Quando a fotografia serve de ponte

Por Ioana Mello

“Eu gostaria de virar um dragão e queimar os lenços e tudo mais na barraca.” Omar Imam

Ressoando com o texto do querido Baltar publicado aqui mês passado, vou bater na tecla da importância da fotografia em nosso momento atual. Mais do que nunca, nós fotógrafos temos que criar pontes em nossas imagens. Que elas causem algo: empatia, amor, humanidade, diálogo... Foram meses de ódio extremo e falta de diálogo e o futuro não está garantido.

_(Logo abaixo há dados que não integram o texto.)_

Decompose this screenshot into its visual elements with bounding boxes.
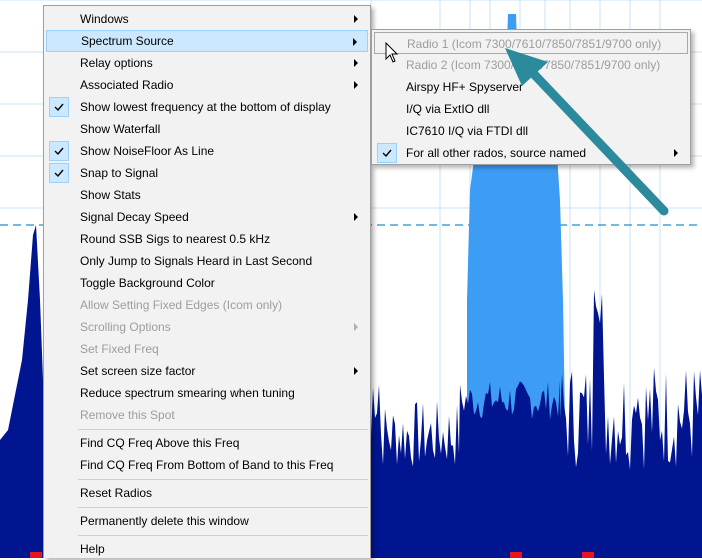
menu-item-set-screen-size-factor[interactable]: Set screen size factor [46, 360, 368, 382]
menu-item-label: Find CQ Freq Above this Freq [80, 436, 240, 450]
submenu-arrow-icon [354, 213, 358, 221]
menu-item-reset-radios[interactable]: Reset Radios [46, 482, 368, 504]
menu-item-label: Show Stats [80, 188, 141, 202]
menu-item-show-waterfall[interactable]: Show Waterfall [46, 118, 368, 140]
menu-item-label: Reduce spectrum smearing when tuning [80, 386, 295, 400]
submenu-arrow-icon [354, 15, 358, 23]
menu-item-spectrum-source[interactable]: Spectrum Source [46, 30, 368, 52]
menu-item-show-stats[interactable]: Show Stats [46, 184, 368, 206]
menu-item-toggle-background-color[interactable]: Toggle Background Color [46, 272, 368, 294]
menu-item-snap-to-signal[interactable]: Snap to Signal [46, 162, 368, 184]
menu-item-label: Allow Setting Fixed Edges (Icom only) [80, 298, 283, 312]
submenu-arrow-icon [354, 367, 358, 375]
menu-item-label: Set screen size factor [80, 364, 196, 378]
menu-item-label: Relay options [80, 56, 153, 70]
menu-item-windows[interactable]: Windows [46, 8, 368, 30]
submenu-item-radio-1-icom-7300-7610-7850-7851-9700-on: Radio 1 (Icom 7300/7610/7850/7851/9700 o… [374, 32, 688, 54]
menu-item-label: Snap to Signal [80, 166, 159, 180]
menu-item-label: I/Q via ExtIO dll [406, 102, 490, 116]
menu-item-allow-setting-fixed-edges-icom-only: Allow Setting Fixed Edges (Icom only) [46, 294, 368, 316]
menu-item-find-cq-freq-from-bottom-of-band-to-this[interactable]: Find CQ Freq From Bottom of Band to this… [46, 454, 368, 476]
menu-item-label: Airspy HF+ Spyserver [406, 80, 524, 94]
menu-separator [78, 479, 368, 480]
menu-item-set-fixed-freq: Set Fixed Freq [46, 338, 368, 360]
submenu-item-radio-2-icom-7300-7610-7850-7851-9700-on: Radio 2 (Icom 7300/7610/7850/7851/9700 o… [374, 54, 688, 76]
menu-separator [78, 507, 368, 508]
submenu-item-airspy-hf-spyserver[interactable]: Airspy HF+ Spyserver [374, 76, 688, 98]
submenu-arrow-icon [354, 59, 358, 67]
menu-item-label: Remove this Spot [80, 408, 175, 422]
menu-item-show-noisefloor-as-line[interactable]: Show NoiseFloor As Line [46, 140, 368, 162]
menu-item-only-jump-to-signals-heard-in-last-secon[interactable]: Only Jump to Signals Heard in Last Secon… [46, 250, 368, 272]
menu-item-label: Help [80, 542, 105, 556]
menu-item-help[interactable]: Help [46, 538, 368, 560]
menu-separator [78, 429, 368, 430]
menu-item-label: Radio 1 (Icom 7300/7610/7850/7851/9700 o… [407, 37, 662, 51]
menu-item-label: Reset Radios [80, 486, 153, 500]
menu-item-permanently-delete-this-window[interactable]: Permanently delete this window [46, 510, 368, 532]
menu-separator [78, 535, 368, 536]
menu-item-show-lowest-frequency-at-the-bottom-of-d[interactable]: Show lowest frequency at the bottom of d… [46, 96, 368, 118]
submenu-item-ic7610-i-q-via-ftdi-dll[interactable]: IC7610 I/Q via FTDI dll [374, 120, 688, 142]
menu-item-label: Set Fixed Freq [80, 342, 159, 356]
menu-item-label: Show Waterfall [80, 122, 161, 136]
submenu-arrow-icon [354, 81, 358, 89]
checkmark-icon [49, 163, 69, 183]
menu-item-round-ssb-sigs-to-nearest-0-5-khz[interactable]: Round SSB Sigs to nearest 0.5 kHz [46, 228, 368, 250]
menu-item-remove-this-spot: Remove this Spot [46, 404, 368, 426]
context-menu: Windows Spectrum Source Relay options Assoc… [43, 5, 371, 558]
menu-item-find-cq-freq-above-this-freq[interactable]: Find CQ Freq Above this Freq [46, 432, 368, 454]
submenu-item-for-all-other-rados-source-named[interactable]: For all other rados, source named [374, 142, 688, 164]
menu-item-label: Show lowest frequency at the bottom of d… [80, 100, 331, 114]
menu-item-label: Signal Decay Speed [80, 210, 189, 224]
menu-item-reduce-spectrum-smearing-when-tuning[interactable]: Reduce spectrum smearing when tuning [46, 382, 368, 404]
menu-item-label: Associated Radio [80, 78, 174, 92]
menu-item-label: Scrolling Options [80, 320, 171, 334]
menu-item-relay-options[interactable]: Relay options [46, 52, 368, 74]
menu-item-label: Windows [80, 12, 129, 26]
submenu-arrow-icon [354, 323, 358, 331]
menu-item-associated-radio[interactable]: Associated Radio [46, 74, 368, 96]
menu-item-label: Round SSB Sigs to nearest 0.5 kHz [80, 232, 271, 246]
menu-item-label: Only Jump to Signals Heard in Last Secon… [80, 254, 313, 268]
submenu-arrow-icon [674, 149, 678, 157]
submenu-item-i-q-via-extio-dll[interactable]: I/Q via ExtIO dll [374, 98, 688, 120]
submenu-arrow-icon [353, 38, 357, 46]
menu-item-signal-decay-speed[interactable]: Signal Decay Speed [46, 206, 368, 228]
mouse-pointer-icon [385, 42, 399, 63]
spectrum-source-submenu: Radio 1 (Icom 7300/7610/7850/7851/9700 o… [371, 29, 691, 165]
checkmark-icon [49, 97, 69, 117]
menu-item-label: Show NoiseFloor As Line [80, 144, 215, 158]
menu-item-label: Permanently delete this window [80, 514, 249, 528]
menu-item-label: Toggle Background Color [80, 276, 215, 290]
menu-item-scrolling-options: Scrolling Options [46, 316, 368, 338]
menu-item-label: For all other rados, source named [406, 146, 587, 160]
menu-item-label: Find CQ Freq From Bottom of Band to this… [80, 458, 334, 472]
signal-peak-left [0, 225, 43, 558]
checkmark-icon [49, 141, 69, 161]
menu-item-label: IC7610 I/Q via FTDI dll [406, 124, 529, 138]
menu-item-label: Spectrum Source [81, 34, 174, 48]
menu-item-label: Radio 2 (Icom 7300/7610/7850/7851/9700 o… [406, 58, 661, 72]
checkmark-icon [377, 143, 397, 163]
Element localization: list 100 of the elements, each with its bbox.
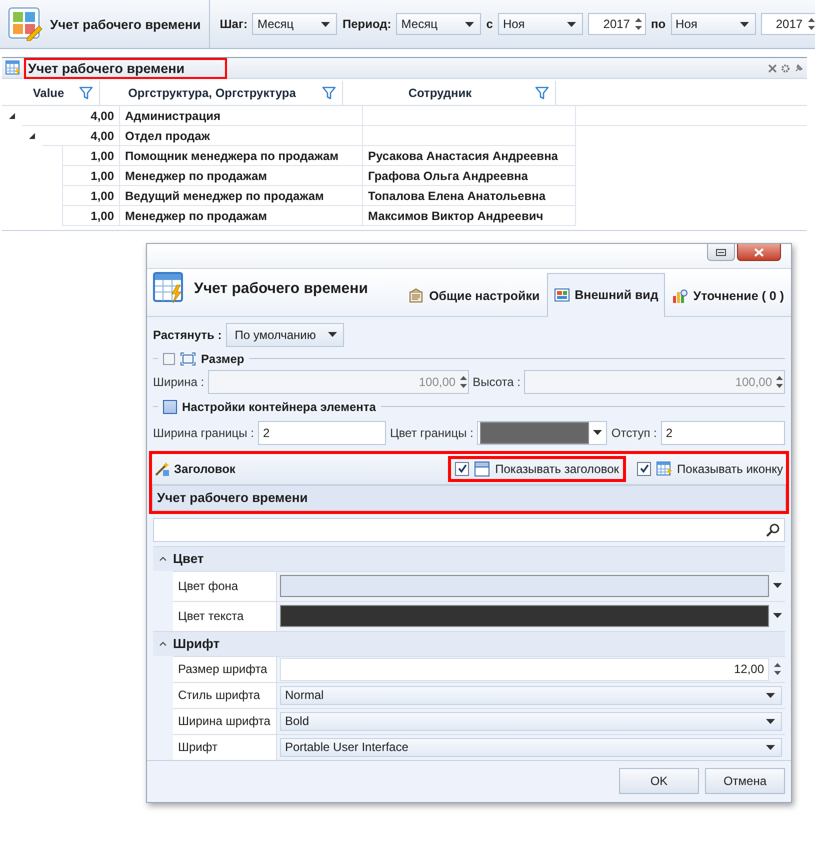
collapse-icon[interactable] [159, 641, 167, 646]
layout-icon [554, 287, 570, 304]
maximize-icon [716, 248, 726, 256]
caret-icon [773, 613, 782, 618]
group-header[interactable]: Цвет [153, 546, 785, 571]
field-label: по [650, 17, 666, 31]
color-swatch[interactable] [280, 604, 769, 627]
search-icon [766, 522, 780, 537]
spinner-field[interactable]: 2017 [760, 13, 815, 35]
table-cell: Отдел продаж [120, 126, 363, 146]
close-icon [754, 248, 764, 256]
caret-icon [766, 718, 775, 724]
field-label: Период: [342, 17, 392, 31]
number-field: 100,00 [524, 370, 785, 394]
dropdown[interactable]: Ноя [670, 13, 756, 35]
property-label: Шрифт [173, 734, 277, 760]
input-field[interactable]: 2 [258, 420, 386, 445]
checkbox[interactable] [163, 400, 177, 414]
column-header[interactable]: Value [2, 81, 100, 105]
collapse-icon[interactable] [159, 556, 167, 562]
column-header[interactable]: Сотрудник [343, 81, 556, 105]
filter-icon [535, 86, 549, 100]
caret-icon [566, 22, 576, 26]
checkbox[interactable] [637, 462, 652, 476]
table-cell: Помощник менеджера по продажам [120, 146, 363, 166]
expand-icon[interactable] [8, 112, 16, 120]
number-field[interactable]: 12,00 [280, 658, 769, 681]
tab[interactable]: Внешний вид [546, 272, 666, 317]
panel-title: Учет рабочего времени [24, 58, 227, 78]
tab[interactable]: Уточнение ( 0 ) [665, 274, 791, 317]
caret-icon [321, 22, 330, 26]
dropdown[interactable]: Normal [280, 686, 782, 705]
column-header[interactable]: Оргструктура, Оргструктура [100, 81, 343, 105]
color-swatch[interactable] [280, 574, 769, 597]
property-label: Ширина шрифта [173, 708, 277, 734]
chart-icon [672, 288, 688, 304]
table-cell: Менеджер по продажам [120, 166, 363, 186]
resize-icon [180, 352, 196, 366]
maximize-button[interactable] [707, 244, 735, 261]
dialog-button[interactable]: Отмена [705, 768, 785, 794]
color-dropdown[interactable] [477, 420, 608, 445]
tab[interactable]: Общие настройки [401, 274, 547, 317]
stretch-dropdown[interactable]: По умолчанию [226, 322, 344, 347]
table-cell: 4,00 [42, 126, 120, 146]
checkbox-label[interactable]: Показывать иконку [677, 462, 783, 476]
property-label: Размер шрифта [173, 656, 277, 682]
column-title: Сотрудник [407, 86, 473, 100]
dropdown[interactable]: Ноя [498, 13, 583, 35]
number-field: 100,00 [208, 370, 469, 394]
caret-icon [766, 744, 775, 750]
property-label: Цвет текста [173, 602, 277, 631]
caret-icon [328, 332, 337, 338]
dropdown[interactable]: Месяц [252, 13, 338, 35]
pin-icon[interactable] [794, 64, 803, 72]
group-header[interactable]: Шрифт [153, 630, 785, 656]
field-label: с [486, 17, 493, 31]
group-title: Цвет [173, 551, 204, 566]
check-icon [640, 464, 649, 474]
panel-icon [5, 60, 21, 76]
group-title: Шрифт [173, 636, 220, 652]
field-label: Ширина границы : [153, 426, 254, 440]
table-cell: Менеджер по продажам [120, 206, 363, 226]
property-label: Цвет фона [173, 572, 277, 601]
table-cell: 1,00 [62, 146, 120, 166]
caret-icon [740, 22, 749, 26]
dropdown[interactable]: Portable User Interface [280, 738, 782, 757]
dropdown[interactable]: Bold [280, 712, 782, 731]
expand-icon[interactable] [28, 132, 36, 140]
caret-icon [773, 583, 782, 588]
column-title: Оргструктура, Оргструктура [127, 86, 297, 100]
search-field[interactable] [153, 518, 785, 542]
table-cell: Русакова Анастасия Андреевна [363, 146, 576, 166]
field-label: Цвет границы : [390, 426, 474, 440]
group-title: Настройки контейнера элемента [182, 400, 376, 414]
app-icon [8, 7, 42, 41]
section-title: Заголовок [174, 462, 236, 476]
filter-icon [79, 86, 93, 100]
header-text: Учет рабочего времени [152, 484, 786, 511]
input-field[interactable]: 2 [660, 420, 785, 445]
close-button[interactable] [737, 244, 781, 261]
table-cell: 1,00 [62, 186, 120, 206]
field-label: Растянуть : [153, 328, 222, 342]
table-cell: Ведущий менеджер по продажам [120, 186, 363, 206]
dropdown[interactable]: Месяц [396, 13, 482, 35]
spinner-field[interactable]: 2017 [588, 13, 646, 35]
field-label: Шаг: [220, 17, 248, 31]
settings-icon[interactable] [781, 64, 790, 72]
field-label: Отступ : [611, 426, 657, 440]
property-label: Стиль шрифта [173, 682, 277, 708]
field-label: Ширина : [153, 374, 204, 389]
checkbox[interactable] [455, 462, 470, 476]
document-icon [408, 288, 424, 304]
caret-icon [766, 692, 775, 698]
table-icon [656, 460, 672, 477]
filter-icon [322, 86, 336, 100]
caret-icon [465, 22, 474, 26]
table-cell: 1,00 [62, 206, 120, 226]
toolbar-title: Учет рабочего времени [50, 16, 201, 32]
dialog-button[interactable]: OK [619, 768, 699, 794]
table-cell: Графова Ольга Андреевна [363, 166, 576, 186]
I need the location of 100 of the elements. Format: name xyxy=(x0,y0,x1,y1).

Somos todos vítimas e algozes nessa tragédia, mas é o que temos para hoje. No Brasil e no mundo! São tragédias diárias, crises, separações, muros, cegueiras: políticas, econômicas e sociais. Mas a fotografia é a arte de ver e nos resta a obrigação de desvelar os olhos do mundo. Ok, estou com um papo um pouco messiânico para a mídia fotográfica. Fiquemos na prática diária então, criando empatia, liberdade e democracia.

 E sempre com o cuidado de representar muitos pontos de vista, diversas histórias reais (e não fake), espalhando inúmeras versões (e não uma única versão oficial). Um lindo exemplo é o trabalho “Live, Love, Refugee” do fotógrafo sírio Omar Imam, torturado em seu país natal e hoje vivendo na Holanda. O fotógrafo tirou fotos de histórias de refugiados sírios. São retratos lúdicos, de sonhos, medos, e frustrações humanas que esses tantos homens e mulheres passam cotidianamente. Em um campo de refugiados no Líbano - país que conta com mais de 1 milhão de exilados – Omar ouviu seus pares e montou cenas surrealistas de histórias reais. Ou seriam histórias surrealistas de cenas reais?

“Só tínhamos grama para comer, mas eu não conseguia engolir. Porém eu me forçava na frente das crianças para elas aceitarem isso como refeição.” Omar Imam

“Só tínhamos grama para comer, mas eu não conseguia engolir. Porém eu me forçava na frente das crianças para elas aceitarem isso como refeição.” Omar Imam

“Na sociedade libanesa somos estranhos e não temos a mesma privacidade que na Síria.” Omar Imam

“Na sociedade libanesa somos estranhos e não temos a mesma privacidade que na Síria.” Omar Imam

Mas esse é apenas um exemplo, de um fotógrafo debruçado em um ponto crítico global. Cenas ilógicas que retratam dor, ódio e falta de elo entre nós transbordam por todo o mundo. Somos muitos, e são muitas imagens a serem feitas.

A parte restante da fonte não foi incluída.